M. le capitaine Renard a principalement étudié la chemise de suspension (qui remplace le filet), Ia détermination du volume du ballonnet, les dispositions qui assurent le stabilité longitudinale du ballon, les dimensions des pièces de la nacelle ; il a enfin inventé et construit une pile nouvelle, d'une puissance et d'une légèreté exceptionnelles et qui constitue une des parties essentielles du système (Le secret a été gardé sur cette pile.)
M. le capitaine d'infanterie Krebs, le collaborateur de M. Renard depuis six ans, a de son côté étudié les détails de construction du ballon, son mode de réunion à la chemise, la construction de l'hélice et du gouvernail, le moteur électrique, calculé d'après une méthode nouvelle qui a permis d'établir cet appareil dans des conditions de légèreté inusitées.
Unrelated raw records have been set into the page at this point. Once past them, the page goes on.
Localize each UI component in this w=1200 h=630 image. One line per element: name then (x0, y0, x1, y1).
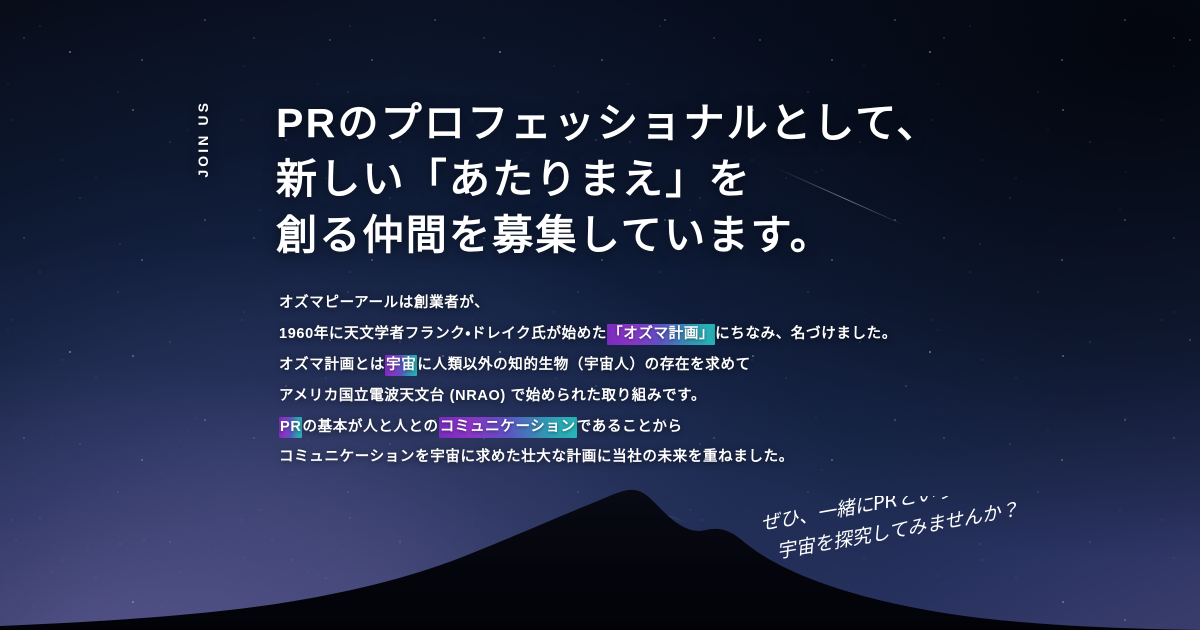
highlighted-term: 宇宙 (385, 355, 417, 376)
body-copy-text: に人類以外の知的生物（宇宙人）の存在を求めて (417, 357, 750, 373)
body-copy-line: PRの基本が人と人とのコミュニケーションであることから (279, 412, 1159, 443)
body-copy-line: 1960年に天文学者フランク・ドレイク氏が始めた「オズマ計画」にちなみ、名づけま… (279, 319, 1159, 350)
body-copy-text: アメリカ国立電波天文台 (NRAO) で始められた取り組みです。 (279, 388, 706, 404)
highlighted-term: 「オズマ計画」 (607, 324, 715, 345)
highlighted-term: PR (279, 417, 302, 438)
body-copy-text: オズマピーアールは創業者が、 (279, 295, 489, 311)
body-copy-text: オズマ計画とは (279, 357, 385, 373)
body-copy-text: にちなみ、名づけました。 (715, 326, 897, 342)
body-copy-text: であることから (577, 419, 683, 435)
headline-line-1: PRのプロフェッショナルとして、 (276, 96, 1156, 152)
body-copy-line: オズマピーアールは創業者が、 (279, 288, 1159, 319)
page-title: PRのプロフェッショナルとして、 新しい「あたりまえ」を 創る仲間を募集していま… (276, 96, 1156, 263)
headline-line-2: 新しい「あたりまえ」を (276, 152, 1156, 208)
handwritten-tagline: ぜひ、一緒にPRという 宇宙を探究してみませんか？ (756, 496, 1076, 562)
shooting-star-icon-secondary (602, 494, 688, 523)
highlighted-term: コミュニケーション (439, 417, 577, 438)
body-copy-text: コミュニケーションを宇宙に求めた壮大な計画に当社の未来を重ねました。 (279, 449, 794, 465)
body-copy-line: アメリカ国立電波天文台 (NRAO) で始められた取り組みです。 (279, 381, 1159, 412)
handwritten-line-2: 宇宙を探究してみませんか？ (775, 499, 1021, 562)
hero-banner: JOIN US PRのプロフェッショナルとして、 新しい「あたりまえ」を 創る仲… (0, 0, 1200, 630)
body-copy-line: オズマ計画とは宇宙に人類以外の知的生物（宇宙人）の存在を求めて (279, 350, 1159, 381)
handwritten-line-1: ぜひ、一緒にPRという (759, 496, 956, 535)
body-copy-text: 1960年に天文学者フランク・ドレイク氏が始めた (279, 326, 607, 342)
body-copy: オズマピーアールは創業者が、1960年に天文学者フランク・ドレイク氏が始めた「オ… (279, 288, 1159, 473)
headline-line-3: 創る仲間を募集しています。 (276, 208, 1156, 264)
body-copy-line: コミュニケーションを宇宙に求めた壮大な計画に当社の未来を重ねました。 (279, 442, 1159, 473)
body-copy-text: の基本が人と人との (302, 419, 438, 435)
kicker-join-us: JOIN US (195, 100, 211, 178)
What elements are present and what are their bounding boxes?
Le ballon « la France » (fig. 2), construit d'après les résultats de ces savantes et patientes recherches, a une forme ovoïde très allongée, dont le gros bout est à l'avant et dont les deux extrémités sont effilées en pointe ; en voici les principales dimensions : longueur 50 mètres, diamètre de la plus grande section 8,40 m, capacité 1864 métres cubes ; la nacelle, allongée et d'une extrême légèreté, est construite en perches de bambou. L'hélice est installée à l'avant; le moteur peut développer une puissance de 8 chevaux 1/2. Il devait, selon les prévisions des auteurs, donner à l'aérostat une vitesse propre de 7 à 8 mètres. Nous verrons que cette évaluation était exagérée. La pile pouvait être considérée comme constante pendant trois ou quatre heures. Le poids total de l'aérostat, muni de tous ses agrès, était de 1050 kilogr. environ, dont 435 pour la pile. Il pouvait enlever deux aéronautes pesant ensemble 150 kilogr. avec plus de 200 kilogr. de lest.
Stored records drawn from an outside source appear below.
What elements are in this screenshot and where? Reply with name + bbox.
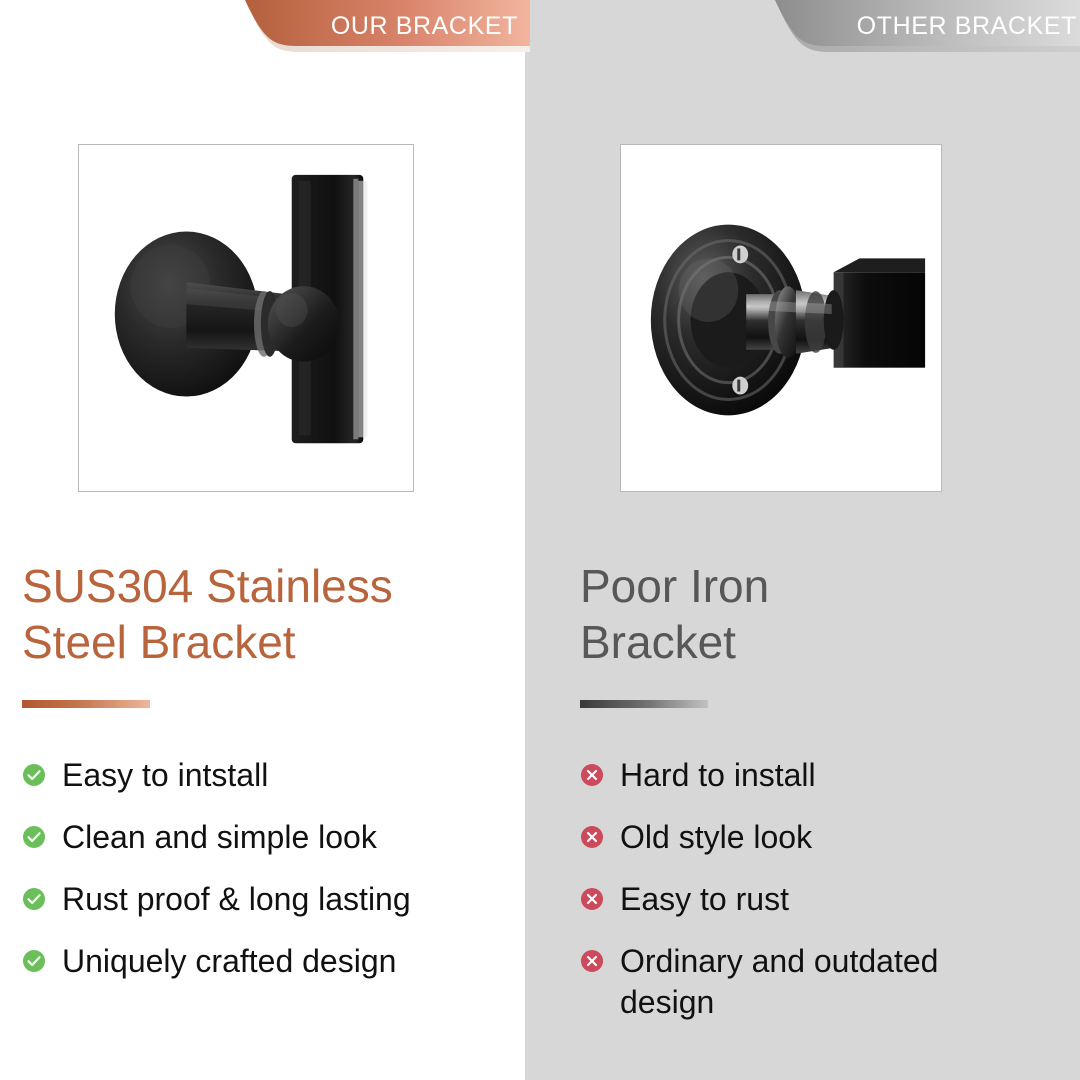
list-item: Hard to install [580,755,1040,796]
our-bracket-feature-list: Easy to intstall Clean and simple look R… [22,755,482,1003]
list-item-label: Easy to rust [620,879,789,920]
list-item: Old style look [580,817,1040,858]
list-item-label: Easy to intstall [62,755,268,796]
our-bracket-banner: OUR BRACKET [245,0,530,58]
list-item: Uniquely crafted design [22,941,482,982]
list-item-label: Ordinary and outdated design [620,941,1040,1023]
comparison-infographic: OUR BRACKET OTHER BRACKET [0,0,1080,1080]
cross-circle-icon [580,949,604,973]
list-item: Easy to intstall [22,755,482,796]
list-item-label: Hard to install [620,755,816,796]
other-bracket-feature-list: Hard to install Old style look Easy to r… [580,755,1040,1044]
check-circle-icon [22,763,46,787]
our-bracket-banner-label: OUR BRACKET [331,0,518,52]
list-item-label: Old style look [620,817,812,858]
check-circle-icon [22,949,46,973]
cross-circle-icon [580,825,604,849]
cross-circle-icon [580,887,604,911]
our-bracket-heading: SUS304 Stainless Steel Bracket [22,558,492,670]
other-bracket-accent-bar [580,700,708,708]
list-item: Easy to rust [580,879,1040,920]
other-bracket-photo [620,144,942,492]
check-circle-icon [22,825,46,849]
list-item: Rust proof & long lasting [22,879,482,920]
check-circle-icon [22,887,46,911]
our-bracket-photo [78,144,414,492]
other-bracket-banner: OTHER BRACKET [775,0,1080,58]
list-item-label: Clean and simple look [62,817,377,858]
list-item: Clean and simple look [22,817,482,858]
list-item-label: Uniquely crafted design [62,941,396,982]
our-bracket-accent-bar [22,700,150,708]
other-bracket-banner-label: OTHER BRACKET [857,0,1077,52]
cross-circle-icon [580,763,604,787]
list-item-label: Rust proof & long lasting [62,879,411,920]
list-item: Ordinary and outdated design [580,941,1040,1023]
other-bracket-heading: Poor Iron Bracket [580,558,1050,670]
On attendit un temps de calme à peu près complet pour faire la première ascension, qui eut lieu le 9 août 1884. Sans mettre en jeu toute la puissance motrice dont ils disposaient, les aéronautes purent virer de bord, avec une inclinaison de 11° donnée au gouvernail, en décrivant un demi-cercle de 300 mètres de rayon et revenir au point de départ. MM. Renard et Krebs remarquèrent, à plusieurs reprises pendant le voyage, des oscillations de 2° à 3° d'amplitude analogues au tangage et qu'ils attribuaient à des courants d'air verticaux ou à des irrégularités de forme.
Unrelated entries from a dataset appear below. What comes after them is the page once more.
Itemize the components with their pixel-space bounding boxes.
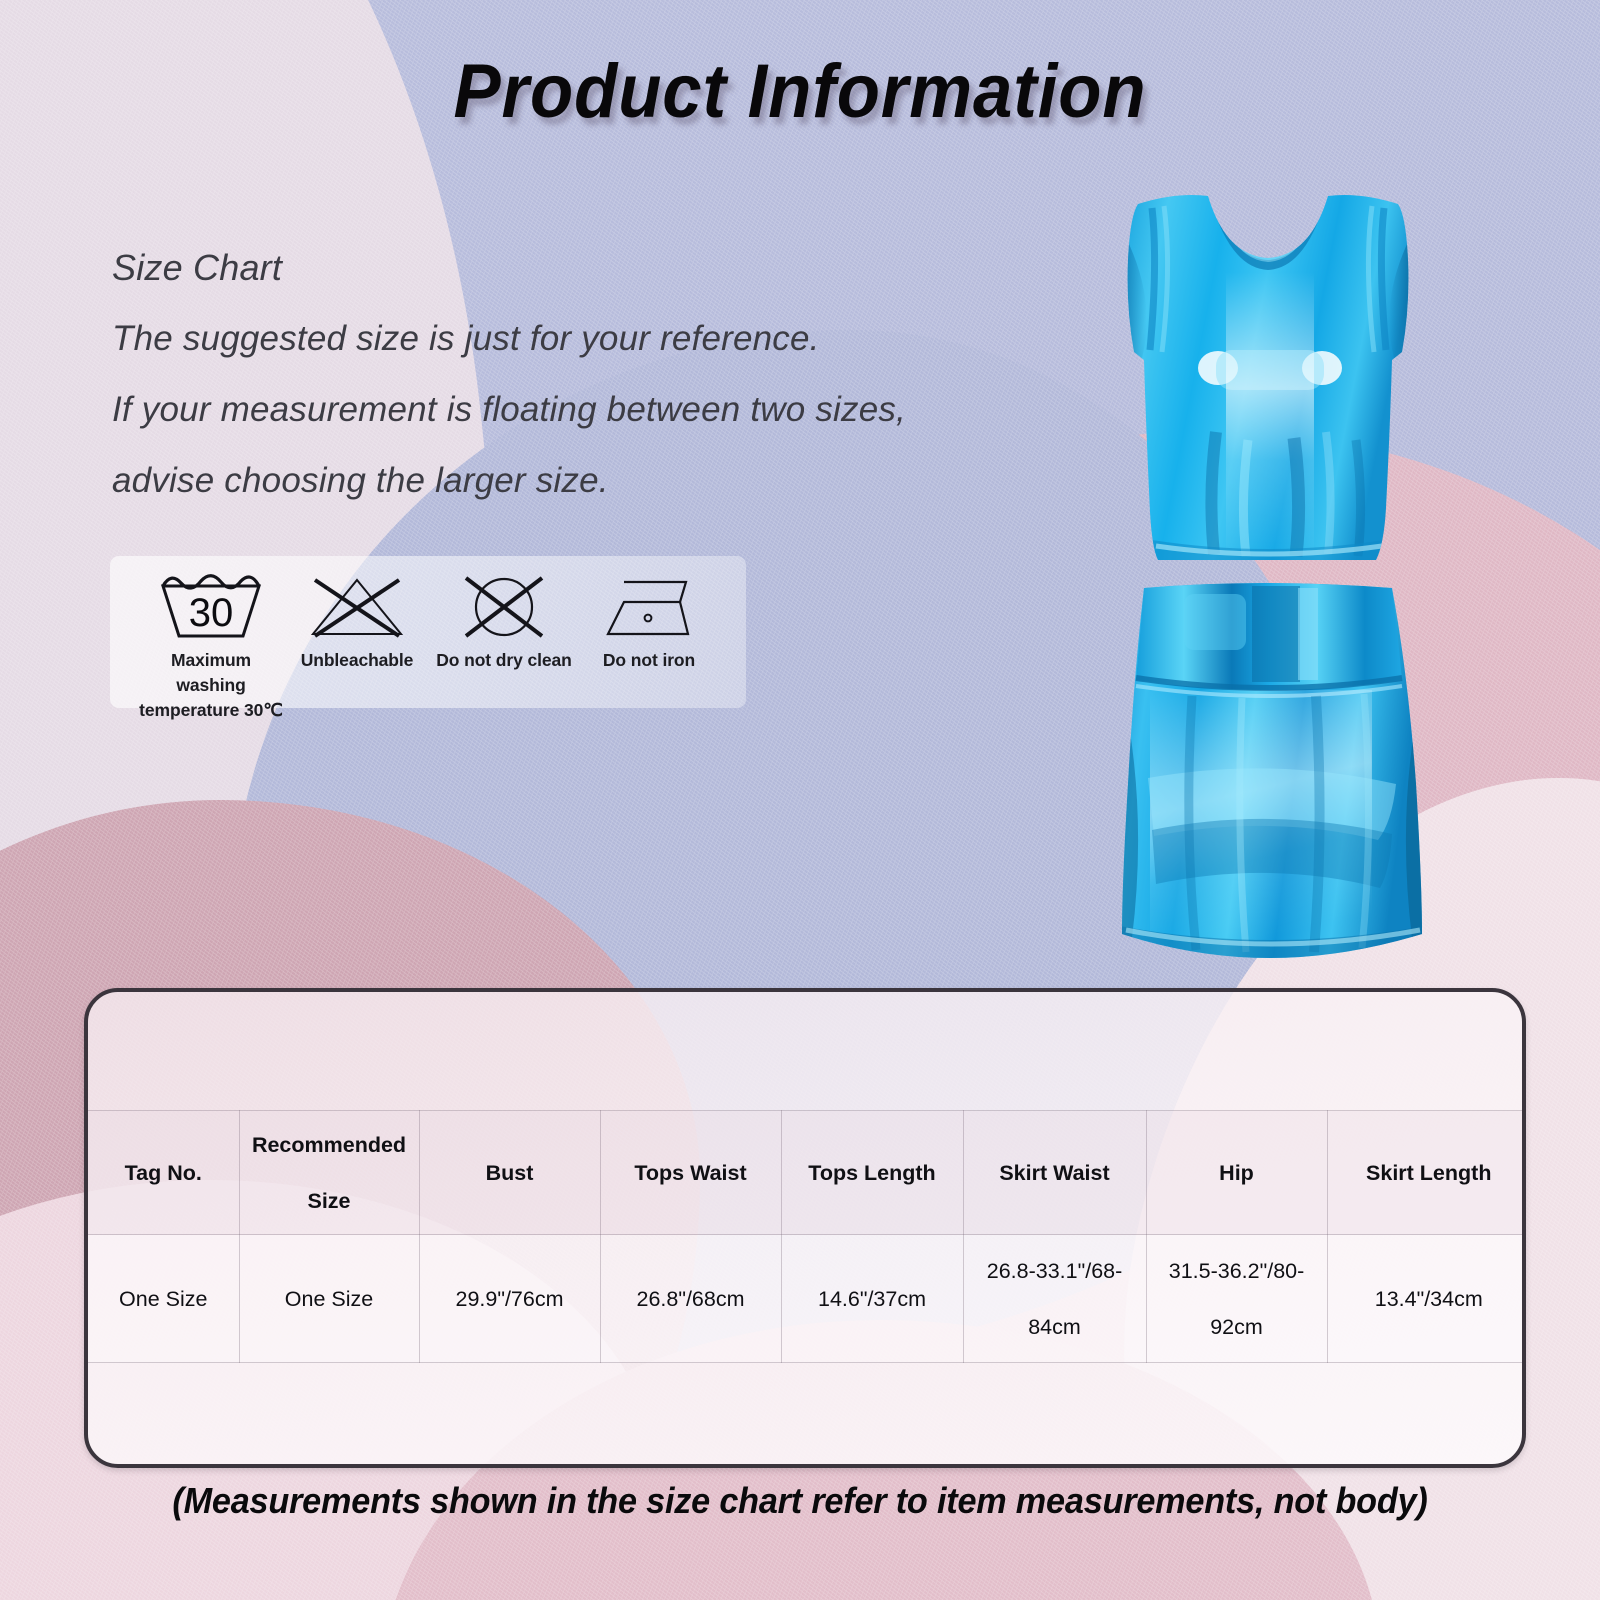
care-item-iron: Do not iron: [584, 572, 714, 673]
page-title: Product Information: [56, 48, 1544, 135]
svg-text:30: 30: [189, 591, 234, 635]
size-chart-intro: Size Chart The suggested size is just fo…: [112, 232, 1072, 516]
product-images: [1080, 182, 1500, 972]
size-chart-note-line-2: If your measurement is floating between …: [112, 374, 1072, 445]
care-item-dry-clean: Do not dry clean: [428, 572, 580, 673]
column-header-recommended-size: Recommended Size: [239, 1111, 419, 1235]
wash-tub-30-icon: 30: [155, 572, 267, 640]
column-header-skirt-waist: Skirt Waist: [963, 1111, 1146, 1235]
care-label-bleach: Unbleachable: [301, 648, 414, 673]
column-header-hip: Hip: [1146, 1111, 1327, 1235]
care-item-bleach: Unbleachable: [290, 572, 424, 673]
size-chart-note-line-1: The suggested size is just for your refe…: [112, 303, 1072, 374]
table-header-row: Tag No. Recommended Size Bust Tops Waist…: [88, 1111, 1526, 1235]
table-row: One Size One Size 29.9"/76cm 26.8"/68cm …: [88, 1235, 1526, 1363]
size-chart-note-line-3: advise choosing the larger size.: [112, 445, 1072, 516]
cell-skirt-length: 13.4"/34cm: [1327, 1235, 1526, 1363]
cell-bust: 29.9"/76cm: [419, 1235, 600, 1363]
do-not-bleach-triangle-icon: [305, 572, 409, 640]
cell-hip: 31.5-36.2"/80-92cm: [1146, 1235, 1327, 1363]
column-header-tops-length: Tops Length: [781, 1111, 963, 1235]
column-header-skirt-length: Skirt Length: [1327, 1111, 1526, 1235]
size-chart-heading: Size Chart: [112, 232, 1072, 303]
column-header-tops-waist: Tops Waist: [600, 1111, 781, 1235]
measurements-footnote: (Measurements shown in the size chart re…: [40, 1480, 1560, 1522]
size-chart-table-panel: Tag No. Recommended Size Bust Tops Waist…: [84, 988, 1526, 1468]
cell-skirt-waist: 26.8-33.1"/68-84cm: [963, 1235, 1146, 1363]
care-label-dry-clean: Do not dry clean: [436, 648, 572, 673]
size-chart-table: Tag No. Recommended Size Bust Tops Waist…: [88, 1110, 1526, 1363]
cell-tops-length: 14.6"/37cm: [781, 1235, 963, 1363]
care-label-iron: Do not iron: [603, 648, 695, 673]
metallic-tank-top-image: [1098, 182, 1438, 574]
care-label-washing: Maximum washing temperature 30℃: [136, 648, 286, 723]
cell-recommended-size: One Size: [239, 1235, 419, 1363]
column-header-bust: Bust: [419, 1111, 600, 1235]
do-not-dry-clean-circle-icon: [456, 572, 552, 640]
care-item-washing: 30 Maximum washing temperature 30℃: [136, 572, 286, 723]
do-not-iron-icon: [600, 572, 698, 640]
care-instructions-panel: 30 Maximum washing temperature 30℃ Unble…: [110, 556, 746, 708]
cell-tops-waist: 26.8"/68cm: [600, 1235, 781, 1363]
cell-tag-no: One Size: [88, 1235, 239, 1363]
metallic-mini-skirt-image: [1092, 578, 1452, 964]
column-header-tag-no: Tag No.: [88, 1111, 239, 1235]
Le 12 septembre eut lieu une seconde expérience. « La France » put lutter pendant quelque temps contre un vent de 5,50 m par seconde, mais une avarie survenue à la machine l'obligea à s'abandonner au courant, et elle alla atterrir heureusement à Velizy.
Le 8 novembre suivant, deux nouvelles ascensions furent tentées avec plein succès. Dans la première, l'aérostat put s'avancer avec une vitesse évaluée à 15 kilom. à l'heure contre un vent d 8 kilom., ce qui représente une vitesse propre de 23 kilom. à l'heure ou 6,50 m par seconde (on s'aperçut dans les ascensions ultérieures que cette évaluation était un peu exagérée et devait être réduite à 6 mètres par seconde), et, décrivant un demi-cercle au-dessus de Billancourt, revint au point de départ. Dans la seconde, les aéronautes se bornèrent à répéter les diverses manœuvres, sans s'écarter beaucoup de l'atelier, où ils rentrèrent aisément.
Arrivons aux expériences définitives, et laissons parler M. Charles Renard.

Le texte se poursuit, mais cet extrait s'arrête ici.